None of this would have been possible if I had not sought treatment. It DOES work. Although I do not know any personally, I am in contact with literally thousands like myself around the country. Their story is pretty much the same.

Let me address some of the posts in this thread (For ease of reading I will refer to people who were born with “Transsexualism” as “TS” even though I do not normally use the acronym);
TE :
You talk of “Transsexuals” (including post-op) being “anti-Christ”. I assure you that is a vastly inaccurate generalization. I am part of a Yahoo group composed of TSs who are devoted Christians. I know of at least 5 Ordained Ministers who are TS. I will admit that the percentage of Christian TS’s to the whole is probably less than that of the general public. But can we blame them? I can send you countless stories of people of Faith, very active in their churches, who were struggling with Transsexualism. When they sought treatment to try to become “whole” they were rebuffed by their churches rather severely. Most were asked to leave; some were subjected to what amounted to exorcism; and some were told they could stay but only if they came as the “gender they already were”. Can you imagine someone who had struggled with this birth defect all their lives, who FINALLY discovered there was treatment that could put them at peace, only to be told by their Faith Foundation that if they did, they would no longer be welcome. Can you really imagine that… FEEL what that would be like? That is not only wrong as a Christian value but it is almost criminal.

JASON & LYDIA:
You speak of this as “mutilation” of genitals. I can certainly understand that from the perspective of anyone who hasn’t suffered from this terrible birth defect, especially a man. There is something very “threatening”, at a very “primal” level, about a male being “castrated” or otherwise losing his genitals. Not for us. First, you have to understand that we are not men. We were born women (from a pre-wired brain/sense of self perspective). It wouldn’t be the same, but similar, as if you women were to wake up one day with a penis and testicles, no breasts and facial hair. You know within you being that you are a woman, but the physical image you see in the mirror betrays that. I think most of you would beat it to the nearest doctor to see if that be surgically changed. It’s the same for us. If we were born with a third good, functional arm coming out of our chests I don’t think anyone would think badly of us if we wanted to have it surgically removed.

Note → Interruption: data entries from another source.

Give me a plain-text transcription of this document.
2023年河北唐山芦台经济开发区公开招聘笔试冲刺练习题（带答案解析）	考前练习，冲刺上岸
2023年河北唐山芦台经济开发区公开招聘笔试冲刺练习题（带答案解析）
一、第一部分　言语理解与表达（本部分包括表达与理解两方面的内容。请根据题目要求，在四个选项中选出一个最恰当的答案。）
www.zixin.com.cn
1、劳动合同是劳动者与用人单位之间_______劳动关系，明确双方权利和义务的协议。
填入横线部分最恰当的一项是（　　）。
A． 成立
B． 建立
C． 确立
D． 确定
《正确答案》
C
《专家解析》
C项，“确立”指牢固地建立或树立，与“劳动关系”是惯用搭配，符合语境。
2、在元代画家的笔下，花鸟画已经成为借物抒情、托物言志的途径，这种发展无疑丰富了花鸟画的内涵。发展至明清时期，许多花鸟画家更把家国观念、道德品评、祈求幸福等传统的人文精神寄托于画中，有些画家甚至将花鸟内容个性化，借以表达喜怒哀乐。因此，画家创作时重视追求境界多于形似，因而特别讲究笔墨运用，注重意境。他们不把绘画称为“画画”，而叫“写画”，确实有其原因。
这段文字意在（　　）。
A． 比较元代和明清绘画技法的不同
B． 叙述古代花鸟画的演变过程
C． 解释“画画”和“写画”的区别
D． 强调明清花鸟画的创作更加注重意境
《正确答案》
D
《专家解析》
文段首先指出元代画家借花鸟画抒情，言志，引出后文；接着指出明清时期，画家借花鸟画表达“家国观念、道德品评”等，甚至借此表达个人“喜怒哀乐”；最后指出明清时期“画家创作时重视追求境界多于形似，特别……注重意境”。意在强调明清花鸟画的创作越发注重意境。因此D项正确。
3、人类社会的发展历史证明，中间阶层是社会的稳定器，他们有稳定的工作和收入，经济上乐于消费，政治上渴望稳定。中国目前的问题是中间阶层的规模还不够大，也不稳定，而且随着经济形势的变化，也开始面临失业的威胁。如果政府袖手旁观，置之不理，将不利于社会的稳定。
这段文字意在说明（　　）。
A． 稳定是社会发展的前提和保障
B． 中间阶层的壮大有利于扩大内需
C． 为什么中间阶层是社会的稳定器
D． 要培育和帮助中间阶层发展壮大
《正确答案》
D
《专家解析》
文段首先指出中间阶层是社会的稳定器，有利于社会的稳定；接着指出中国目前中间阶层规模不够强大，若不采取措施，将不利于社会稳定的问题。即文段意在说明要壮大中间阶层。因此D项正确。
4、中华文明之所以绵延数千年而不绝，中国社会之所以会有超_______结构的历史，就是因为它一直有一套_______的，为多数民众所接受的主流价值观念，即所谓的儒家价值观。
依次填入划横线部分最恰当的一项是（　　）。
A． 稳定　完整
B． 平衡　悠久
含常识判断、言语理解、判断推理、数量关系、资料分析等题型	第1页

For us, we are simply having a functioning penis and testicles removed and having a functioning vagina created.

JOHN:
You talk of making the brain fit the body. That simply doesn’t work. They tried, starting in the ‘40s. They used electroshock therapy and even lobotomies. They have tried “reparative therapies” not unlike the “ex-gay therapy”. None of it works. Oh, you may hear of so called “success” stories and people who are “ex-transsexuals”. But I will say to you that those who are were NOT TS’s to begin with. Maybe gender-confused, transvestites (a fetish-driven condition) or other gender –queer people, but not people who were born with this birth defect.

DON:
You call the surgery costly, complicated and unnecessary, helping to drive up all our insurance costs. I have addressed the “necessary” above. It IS costly but it doesn’t cost YOU anything, or drive up your insurance costs. At this time most all insurance companies exclude the surgery from their coverage. Even if they didn’t it is rare enough that it would not even be a “blip” on the screen, in terms of premium cost increases. It certainly would be micro-fraction of the costs of a little pill that allows men to perform a little better, and a little longer.
If any of you have any questions about this subject, just post them and I will be glad to answer.